Brought to life via the painstaking process of plasticine stop-motion animation, there is a quirky sense of life to the Wallace and Gromit films. While the textures and slightly jerky three-dimensionality of stop-motion animation has long since been surpassed by the technical wizardry of computer animation, its aura has not. There is something indescribably satisfying about the vaguely off-kilter world of Wallace and Gromit and its litany of details, from tiny gags involving book titles and wallpaper patterns, to the clever juxtaposition of mundane small-town life with Wallace’s massive, Rube Golberg-like contraptions.
In their first feature-length outing, Wallace & Gromit: The Curse of the Were-Rabbit, the dynamic duo are currently employed in the pest-control business. Calling themselves Anti-Pesto, Wallace and Gromit run a humane, critter-friendly operation in which they capture, rather than kill, the numerous rabbits that plague their small town and threaten the locals’ vegetable crops. It is a particularly sensitive time because the 517-year-old Tottington Hall Giant Vegetable Competition is nearly at hand, and all the oversized squashes, pumpkins, and melons people have been growing are particularly tasty targets.
Wallace and Gromit are hired by Lady Campanula Tottington (Helena Bonham Carter) to rid the Tottington grounds of rabbits, and when Wallace attempts to “brainwash” the captured animals into not wanting vegetables anymore, he unwittingly unleashes a massive were-rabbit who sends the entire town into a panic with its destruction. This incites Lady Tottington’s trigger-happy suitor Victor Quartermaine (Ralph Fiennes) to suggest more violent means of taking care of the problem, which naturally goes against the peaceful, harm-no-animals tone of the film (even Wallace’s rabbit-sucking contraption known as the Bun-Vac makes the bunnies think they’re ascending to heaven).

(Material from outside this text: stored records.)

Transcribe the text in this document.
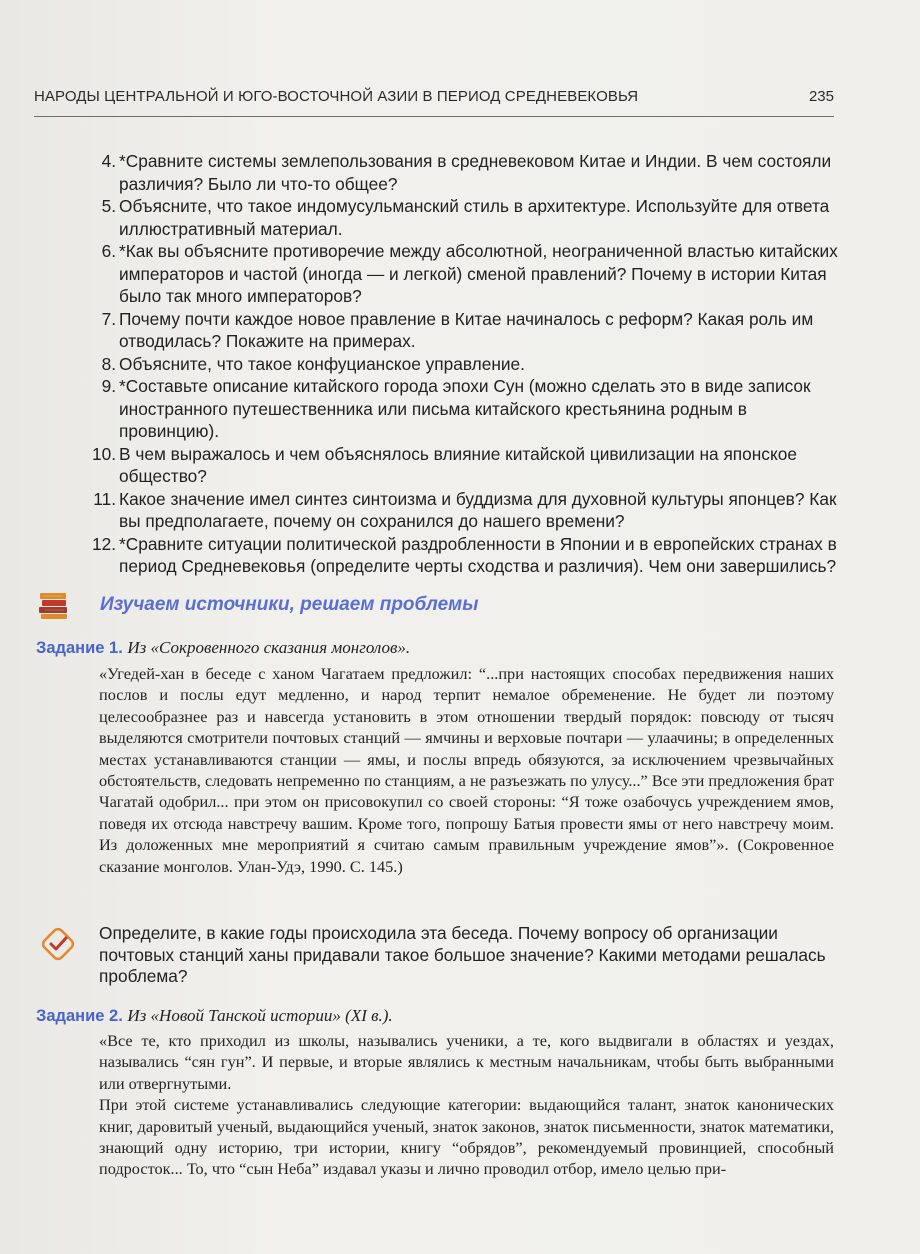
НАРОДЫ ЦЕНТРАЛЬНОЙ И ЮГО-ВОСТОЧНОЙ АЗИИ В ПЕРИОД СРЕДНЕВЕКОВЬЯ	235
4. *Сравните системы землепользования в средневековом Китае и Индии. В чем состояли различия? Было ли что-то общее?
5. Объясните, что такое индомусульманский стиль в архитектуре. Используйте для ответа иллюстративный материал.
6. *Как вы объясните противоречие между абсолютной, неограниченной властью китайских императоров и частой (иногда — и легкой) сменой правлений? Почему в истории Китая было так много императоров?
7. Почему почти каждое новое правление в Китае начиналось с реформ? Какая роль им отводилась? Покажите на примерах.
8. Объясните, что такое конфуцианское управление.
9. *Составьте описание китайского города эпохи Сун (можно сделать это в виде записок иностранного путешественника или письма китайского крестьянина родным в провинцию).
10. В чем выражалось и чем объяснялось влияние китайской цивилизации на японское общество?
11. Какое значение имел синтез синтоизма и буддизма для духовной культуры японцев? Как вы предполагаете, почему он сохранился до нашего времени?
12. *Сравните ситуации политической раздробленности в Японии и в европейских странах в период Средневековья (определите черты сходства и различия). Чем они завершились?
Изучаем источники, решаем проблемы
Задание 1. Из «Сокровенного сказания монголов».
«Угедей-хан в беседе с ханом Чагатаем предложил: “...при настоящих способах передвижения наших послов и послы едут медленно, и народ терпит немалое обременение. Не будет ли поэтому целесообразнее раз и навсегда установить в этом отношении твердый порядок: повсюду от тысяч выделяются смотрители почтовых станций — ямчины и верховые почтари — улаачины; в определенных местах устанавливаются станции — ямы, и послы впредь обязуются, за исключением чрезвычайных обстоятельств, следовать непременно по станциям, а не разъезжать по улусу...” Все эти предложения брат Чагатай одобрил... при этом он присовокупил со своей стороны: “Я тоже озабочусь учреждением ямов, поведя их отсюда навстречу вашим. Кроме того, попрошу Батыя провести ямы от него навстречу моим. Из доложенных мне мероприятий я считаю самым правильным учреждение ямов”». (Сокровенное сказание монголов. Улан-Удэ, 1990. С. 145.)
Определите, в какие годы происходила эта беседа. Почему вопросу об организации почтовых станций ханы придавали такое большое значение? Какими методами решалась проблема?
Задание 2. Из «Новой Танской истории» (XI в.).
«Все те, кто приходил из школы, назывались ученики, а те, кого выдвигали в областях и уездах, назывались “сян гун”. И первые, и вторые являлись к местным начальникам, чтобы быть выбранными или отвергнутыми.
При этой системе устанавливались следующие категории: выдающийся талант, знаток канонических книг, даровитый ученый, выдающийся ученый, знаток законов, знаток письменности, знаток математики, знающий одну историю, три истории, книгу “обрядов”, рекомендуемый провинцией, способный подросток... То, что “сын Неба” издавал указы и лично проводил отбор, имело целью при-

Naturally, the story itself is fairly inconsequential and exists largely as a set-up for the ever-increasing lunacy faced by Wallace and Gromit. Co-directors Nike Park and Steve Box keep the pace constantly hurtling forward, with only minimal detours to mine less obvious bits of humor; chief among these is a literal halt of the narrative when Gromit and Victor’s toothy hunting dog are battling atop a racing coin-operated plane and must pause to insert more coinage before the battle can continue.

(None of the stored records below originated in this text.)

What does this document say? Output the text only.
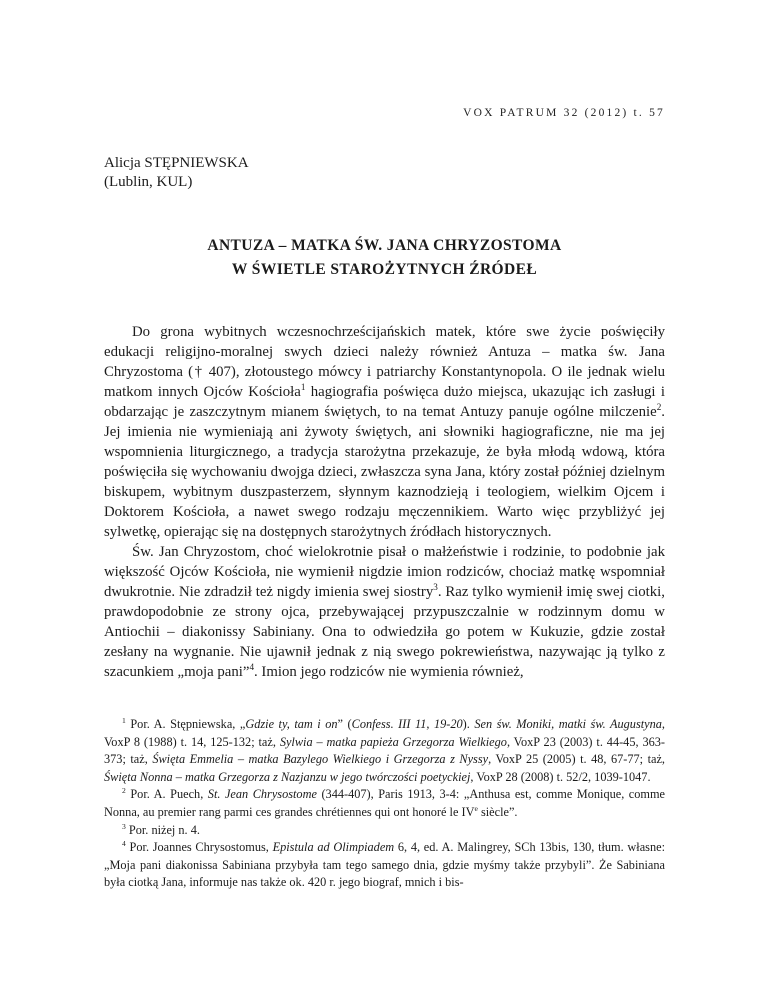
VOX PATRUM 32 (2012) t. 57
Alicja STĘPNIEWSKA
(Lublin, KUL)
ANTUZA – MATKA ŚW. JANA CHRYZOSTOMA
W ŚWIETLE STAROŻYTNYCH ŹRÓDEŁ

Do grona wybitnych wczesnochrześcijańskich matek, które swe życie poświęciły edukacji religijno-moralnej swych dzieci należy również Antuza – matka św. Jana Chryzostoma († 407), złotoustego mówcy i patriarchy Konstantynopola. O ile jednak wielu matkom innych Ojców Kościoła$^1$ hagiografia poświęca dużo miejsca, ukazując ich zasługi i obdarzając je zaszczytnym mianem świętych, to na temat Antuzy panuje ogólne milczenie$^2$. Jej imienia nie wymieniają ani żywoty świętych, ani słowniki hagiograficzne, nie ma jej wspomnienia liturgicznego, a tradycja starożytna przekazuje, że była młodą wdową, która poświęciła się wychowaniu dwojga dzieci, zwłaszcza syna Jana, który został później dzielnym biskupem, wybitnym duszpasterzem, słynnym kaznodzieją i teologiem, wielkim Ojcem i Doktorem Kościoła, a nawet swego rodzaju męczennikiem. Warto więc przybliżyć jej sylwetkę, opierając się na dostępnych starożytnych źródłach historycznych.

Św. Jan Chryzostom, choć wielokrotnie pisał o małżeństwie i rodzinie, to podobnie jak większość Ojców Kościoła, nie wymienił nigdzie imion rodziców, chociaż matkę wspomniał dwukrotnie. Nie zdradził też nigdy imienia swej siostry$^3$. Raz tylko wymienił imię swej ciotki, prawdopodobnie ze strony ojca, przebywającej przypuszczalnie w rodzinnym domu w Antiochii – diakonissy Sabiniany. Ona to odwiedziła go potem w Kukuzie, gdzie został zesłany na wygnanie. Nie ujawnił jednak z nią swego pokrewieństwa, nazywając ją tylko z szacunkiem „moja pani”$^4$. Imion jego rodziców nie wymienia również,

$^1$ Por. A. Stępniewska, „Gdzie ty, tam i on” (Confess. III 11, 19-20). Sen św. Moniki, matki św. Augustyna, VoxP 8 (1988) t. 14, 125-132; taż, Sylwia – matka papieża Grzegorza Wielkiego, VoxP 23 (2003) t. 44-45, 363-373; taż, Święta Emmelia – matka Bazylego Wielkiego i Grzegorza z Nyssy, VoxP 25 (2005) t. 48, 67-77; taż, Święta Nonna – matka Grzegorza z Nazjanzu w jego twórczości poetyckiej, VoxP 28 (2008) t. 52/2, 1039-1047.

$^2$ Por. A. Puech, St. Jean Chrysostome (344-407), Paris 1913, 3-4: „Anthusa est, comme Monique, comme Nonna, au premier rang parmi ces grandes chrétiennes qui ont honoré le IVe siècle”.

$^3$ Por. niżej n. 4.

$^4$ Por. Joannes Chrysostomus, Epistula ad Olimpiadem 6, 4, ed. A. Malingrey, SCh 13bis, 130, tłum. własne: „Moja pani diakonissa Sabiniana przybyła tam tego samego dnia, gdzie myśmy także przybyli”. Że Sabiniana była ciotką Jana, informuje nas także ok. 420 r. jego biograf, mnich i bis-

Although the film is filled with plenty of hectic action and dead-on parodies of old horror movies, Curse of the Were-Rabbit works best in its depiction of the relationship between Wallace and Gromit. Their devotion to each other is both admirable and borderline absurd, particularly in the way Gromit wordlessly conveys his exasperation with and uncompromised love for his master at the same time. It’s the kind of heartfelt goofiness that makes you want to burst out in a classically English Wallace-ism; I’d suggest “Splendid!” or “Good show!”